The answer depends on the precise phrasing of the question. Since you used the word "labeled" in the title, I assume, you are asking for a proof of the following:
Proposition. Let $(x_0,...,x_n)$ and $(y_0,...,y_n)$ be $n$-tuples of points in the Euclidean space $E^3$ such that for every pair of indices $i, j\in \{0,...,n\}$, we have
$$
d(x_i, x_j)= d(y_i, y_j)
$$
where $d$ denotes the distance function on $E^3$. Then there exists an isometry $g$ of $E^3$ such that $g(x_i)=y_i, i=0,...,n$. (The same result holds in all the dimensions.)
Proof. I will be identifying $E^3$ with the 3-dimensional real vector space $V$ equipped with an inner product $\langle \cdot, \cdot \rangle$. Pick points $x_0, y_0$ and, via translations in $E^3$, move these to the origin. Thus, from now on, I will be assuming that $x_0=y_0={\mathbf 0}$.
Let $||\cdot ||$ denote the norm on $V$ defined via the above inner product; then $d(x,y)=||x-y||$.
Now, I assume you know from linear algebra that
$$
||p-q||^2= ||p||^2 - 2\langle p, q\rangle + ||q||^2.
$$
Thus, the pairwise distances between the points $x_i$ and $y_j$ determine the inner products
$$
\langle x_i, x_j\rangle= \langle y_i, y_j\rangle,
$$
$1\le i, j\le n$.
I will consider the generic case, when the vectors $x_1,...,x_n$ span the vector space $V$ and leave you to work out the proof in the case when they do not. This means that three of the vectors, say, $x_1, x_2, x_3$ form a basis in $V$. Equivalently, the Gram matrix $(\langle x_i, x_j\rangle)_{1\le i,j\le 3}$ is nonsingular. Thus, the same holds for the vectors $y_1, y_2, y_3$.
Let $A$ denote the unique linear transformation of $V$ such that $Ax_i=y_i, i=1, 2, 3$. Since the Gram matrix $(\langle x_i, x_j\rangle)_{1\le i,j\le 3}$ equals the Gram matrix $(\langle y_i, y_j\rangle)_{1\le i,j\le 3}$, the transformation $A$ is orthogonal, i.e. a Euclidean isometry. Let's prove that for each $k\ge 4$,
$$
Ax_k=y_k.
$$
Indeed, take any vector $x\in V$,
$$
x= t_1 x_1 + t_2 x_2 + t_3 x_3,
$$
for some $t_1, t_2, t_3\in {\mathbb R}$. Then, because $x_1, x_2, x_3$ form a basis in $V$, the scalars $t_1, t_2, t_3$ are uniquely determined by the three inner products
$$
\langle x_i, x\rangle, i=1, 2, 3.
$$
(You just solve a system of linear equations with the unknowns $t_1, t_2, t_3$ with the matrix of the linear system equal to the above Gram matrix.) The same, of course, holds for the basis vectors $y_1, y_2, y_3$. Since
$$
\langle x_i, x_k\rangle=\langle y_i, y_k\rangle, i=1, 2, 3,
$$
it follows that $Ax_k=y_k$, $k=4,...,n$. qed
Lastly, see examples here which show that can go wrong if you consider unlabeled collections of points and distances.
Best Answer
Supposing that you have the complete matrix of mutual distances between any couple of $n$ points in 3D.

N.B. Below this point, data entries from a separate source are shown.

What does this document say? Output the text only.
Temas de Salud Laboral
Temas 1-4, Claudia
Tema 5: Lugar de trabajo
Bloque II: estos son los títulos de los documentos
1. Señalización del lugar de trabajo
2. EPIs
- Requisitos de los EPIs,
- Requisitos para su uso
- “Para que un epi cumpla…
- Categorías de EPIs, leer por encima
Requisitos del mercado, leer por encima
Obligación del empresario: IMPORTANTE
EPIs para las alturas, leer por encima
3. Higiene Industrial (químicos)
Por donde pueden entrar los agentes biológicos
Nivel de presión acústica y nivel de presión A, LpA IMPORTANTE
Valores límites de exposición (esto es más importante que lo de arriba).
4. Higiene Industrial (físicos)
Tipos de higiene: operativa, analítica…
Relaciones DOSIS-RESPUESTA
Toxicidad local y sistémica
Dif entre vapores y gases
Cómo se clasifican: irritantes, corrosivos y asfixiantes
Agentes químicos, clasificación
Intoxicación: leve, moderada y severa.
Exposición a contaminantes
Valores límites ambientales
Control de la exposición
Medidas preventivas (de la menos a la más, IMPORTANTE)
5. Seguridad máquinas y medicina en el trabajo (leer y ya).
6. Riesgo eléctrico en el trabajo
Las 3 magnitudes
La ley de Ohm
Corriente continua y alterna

Supposing also that the distances have been measured on $n$ physical points, i.e. we are sure that they represent an actual euclidean geometric layout.
If not, we shall check at least that any three of them respect the triangle inequality. More precisely we can check that for any four of them the Cayley-Menger determinant is positive (the volume of the tetrahedron is real).
That premised, the problem falls in the field of trilateration-multilateration so common in surveying, air navigation, radio astronomy, satellite positioning, etc.
Most probably an algorithm has been developed in one of those disciplines to deal with the problem you propose.
However the underlying concept is simple:
- choose three points, verifying that they are not aligned, anf fix the position of the relevant triangle (e.g. on the $x-y$ plane);
- choose a fourth point, verifying it is not coplanar with the previous, and fix its position (e.g. sign of $z$) as the vertex of a base tetrahedron;
- the tetrahedron will allow to univocally fix the position of a fifth point;
- proceed with the other points using the base terahedron or any of the newly fixed.